Check the hinges. Some doors are quite heavy; constant opening and closing puts strain on the hinges that can cause screws to work loose. Simply tightening the screws will cure many sticking doors. If the screws seem loose in their holes, however, the repair might be short-lived. For a more lasting repair, remove the old screws one by one and replace them with screws of the same diameter but one-half inch to one inch longer. Screws with oversized holes can also be tightened, at least temporarily, by inserting several pieces of toothpicks or some steel wool into the hole.

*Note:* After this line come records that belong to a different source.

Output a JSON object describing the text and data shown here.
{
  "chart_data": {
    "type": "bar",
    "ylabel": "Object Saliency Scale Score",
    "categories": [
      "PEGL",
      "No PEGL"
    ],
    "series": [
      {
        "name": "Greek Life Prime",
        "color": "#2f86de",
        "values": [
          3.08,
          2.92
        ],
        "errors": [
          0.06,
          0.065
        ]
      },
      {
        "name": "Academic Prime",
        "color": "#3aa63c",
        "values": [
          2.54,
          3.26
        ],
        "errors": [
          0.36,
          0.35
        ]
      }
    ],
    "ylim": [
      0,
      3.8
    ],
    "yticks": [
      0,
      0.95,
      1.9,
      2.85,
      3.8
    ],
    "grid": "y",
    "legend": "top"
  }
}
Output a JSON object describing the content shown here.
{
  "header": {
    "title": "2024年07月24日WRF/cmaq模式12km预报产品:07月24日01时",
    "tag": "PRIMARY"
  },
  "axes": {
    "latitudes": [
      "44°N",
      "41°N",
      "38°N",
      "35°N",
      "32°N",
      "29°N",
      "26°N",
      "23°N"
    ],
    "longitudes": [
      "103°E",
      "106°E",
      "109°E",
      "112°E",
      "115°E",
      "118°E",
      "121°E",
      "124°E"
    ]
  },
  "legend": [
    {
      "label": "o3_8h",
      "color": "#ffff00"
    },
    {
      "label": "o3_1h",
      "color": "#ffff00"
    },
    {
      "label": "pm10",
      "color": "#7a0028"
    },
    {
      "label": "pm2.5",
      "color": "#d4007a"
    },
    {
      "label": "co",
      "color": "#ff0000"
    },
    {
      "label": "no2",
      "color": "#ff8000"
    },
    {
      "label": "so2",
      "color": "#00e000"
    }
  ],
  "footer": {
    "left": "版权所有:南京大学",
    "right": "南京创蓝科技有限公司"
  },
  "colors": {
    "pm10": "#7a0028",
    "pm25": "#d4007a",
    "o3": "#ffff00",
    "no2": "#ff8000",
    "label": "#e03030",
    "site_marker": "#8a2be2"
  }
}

Check the finish. Lumps or thick drips in paint or varnish on the edges can make a door stick. Use a sharp wood chisel or knife to carefully peel off defects in the finish that could cause sticking. In many cases, this can be done without removing the finish to the bare wood. If the bottom edge of a door rubs the threshold or floor, try taping a piece of sandpaper (course side up) to the floor so the sticking point will pass over it. Open and close the door over the sandpaper several times to remove material from the door's bottom edge.

Try lubricant. Determine where the door is sticking and lubricate the area so it slides easier. Rubbing soap or wax on the sticking area will often help. Silicone spray lubricant, sold at most home centers and hardware stores, also can be used.

Try shims. A thin filler or shim behind one of the hinges will often free a door that sticks near the top or bottom of the latch side. The effect of shimming is to tilt the door slightly so it fits more squarely in its opening.